In the space of two weeks in March, the United Nations authorised unprecedented interventions to protect civilians in Libya and Ivory Coast with dramatic results in both countries. For the BBC World Service, Claire Bolderson looks at how the UN came up with the resolutions and asks whether it is likely to do the same elsewhere.
The United Nations resolution authorising a no-fly zone over Libya and all necessary means to protect civilians was drafted as Col Muammar Gaddafi's troops advanced on the opposition stronghold of Benghazi.
A month into the rebellion, town after town had fallen back under the Libyan leader's control and Col Gaddafi was threatening to wipe out the opposition.
At the UN there were fears of a massacre.
While Egypt and Tunisia had been through what the French ambassador at the United Nations, Gerard Araud, calls "civilised transitions", in the case of Libya he says "at our borders, across the street from Europe, we could have had an incredible bloodbath".
But while France and the UK, two permanent members of the Security Council, pushed for military intervention, there was resistance from fellow permanent members China and Russia - both opposed in principle to getting involved in the internal affairs of another sovereign nation.
And the United States - already embroiled in conflicts in two Muslim countries- had little appetite for another such engagement.
Then came a formal request for UN intervention from the Arab League.
"The dynamic was changed by the Arab League statement," the British Ambassador at the UN, Sir Mark Lyall Grant, told BBC World Service.
"If you get a regional organisation pressing for a particular course of action in the council, then that has a disproportionate influence."
It was enough to persuade Russia and China to abstain rather than veto a resolution on the use of force.
It helped bring the United States on board. The resolution passed and two days later the US and European coalition started bombing government targets in Libya.
Then came questions for the West about why they had not acted to save civilians in another dispute which had been raging for nearly four months.
In West Africa, Ivory Coast's leader, Laurent Gbagbo had refused to give up the presidency even though UN and regional observers confirmed he had lost the November presidential election to long-time rival Alassane Ouattara.
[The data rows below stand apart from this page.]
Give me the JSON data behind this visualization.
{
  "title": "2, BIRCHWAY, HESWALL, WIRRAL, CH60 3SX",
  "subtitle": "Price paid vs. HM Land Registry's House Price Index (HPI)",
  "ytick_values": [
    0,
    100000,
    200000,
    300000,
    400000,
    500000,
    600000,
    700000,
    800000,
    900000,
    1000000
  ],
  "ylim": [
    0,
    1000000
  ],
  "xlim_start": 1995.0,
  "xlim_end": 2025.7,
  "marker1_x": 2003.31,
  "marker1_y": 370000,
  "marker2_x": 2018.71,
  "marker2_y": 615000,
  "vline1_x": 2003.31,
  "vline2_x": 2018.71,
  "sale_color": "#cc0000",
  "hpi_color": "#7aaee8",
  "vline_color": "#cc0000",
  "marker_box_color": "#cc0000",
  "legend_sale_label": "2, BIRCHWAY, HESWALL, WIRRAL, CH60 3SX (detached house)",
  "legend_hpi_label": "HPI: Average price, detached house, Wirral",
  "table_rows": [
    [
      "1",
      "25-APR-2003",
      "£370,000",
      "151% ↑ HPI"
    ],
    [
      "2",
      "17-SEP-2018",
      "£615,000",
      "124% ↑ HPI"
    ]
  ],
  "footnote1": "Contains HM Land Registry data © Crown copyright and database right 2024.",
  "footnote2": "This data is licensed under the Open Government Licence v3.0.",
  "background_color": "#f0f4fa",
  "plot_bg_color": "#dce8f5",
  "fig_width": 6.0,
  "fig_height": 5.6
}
The political stand-off was fast turning into another civil war in a country already divided between north and south.
The West African regional organisation, Ecowas, had threatened Mr Gbagbo with force if he did not step down.
But the larger, continent-wide organisation, the African Union, was not happy about that.
It refused to back Mr Ouattara outright and asked Ecowas to re-think.
The smaller grouping agreed to stay quiet while the African Union tried to negotiate a peaceful outcome.
It was not until early March that it gave up and Ecowas could ask the UN to beef up the mandate of the UN troops already in Ivory Coast.
The UN responded immediately with a resolution that meant troops could attack Mr Gbagbo's heavy weapons.
This brought the conflict to a speedy end.
The President of the Ecowas Commission, Victor Gbeho, says Ivorians suffered as a result of the delay.
"We cannot hide our disappointment that owing to the doubting Thomases on the continent we had to take a longer route and therefore lose many lives needlessly," Mr Gbeho says.
As in the case of Libya, the role of the regional organisations was crucial.
France was heavily involved in drafting both resolutions but Mr Araud says it wasn't a case of the West getting its own way.
"The West was supporting regional organisations - this is one of the lessons we should draw from the two crises."
Does that mean that when a regional organisation asks for help from the UN they will immediately get it?
The next obvious candidate for intervention is Syria.
But the Arab League has shown no sign of asking for UN force to be used against a nation with a far more complex regional role than Libya's.
On the contrary, it has remained conspicuously silent on the subject of Syria's uprising.
And if it did ask the UN to intervene, there is no guarantee the world body would respond.
According to Carne Ross, head of the consultancy Independent Diplomat, much will depend on how intervention in Libya goes.
"If Libya turns into a quagmire - a protracted civil war - then there'll be a lot more hesitation about these kind of interventions in future," he says.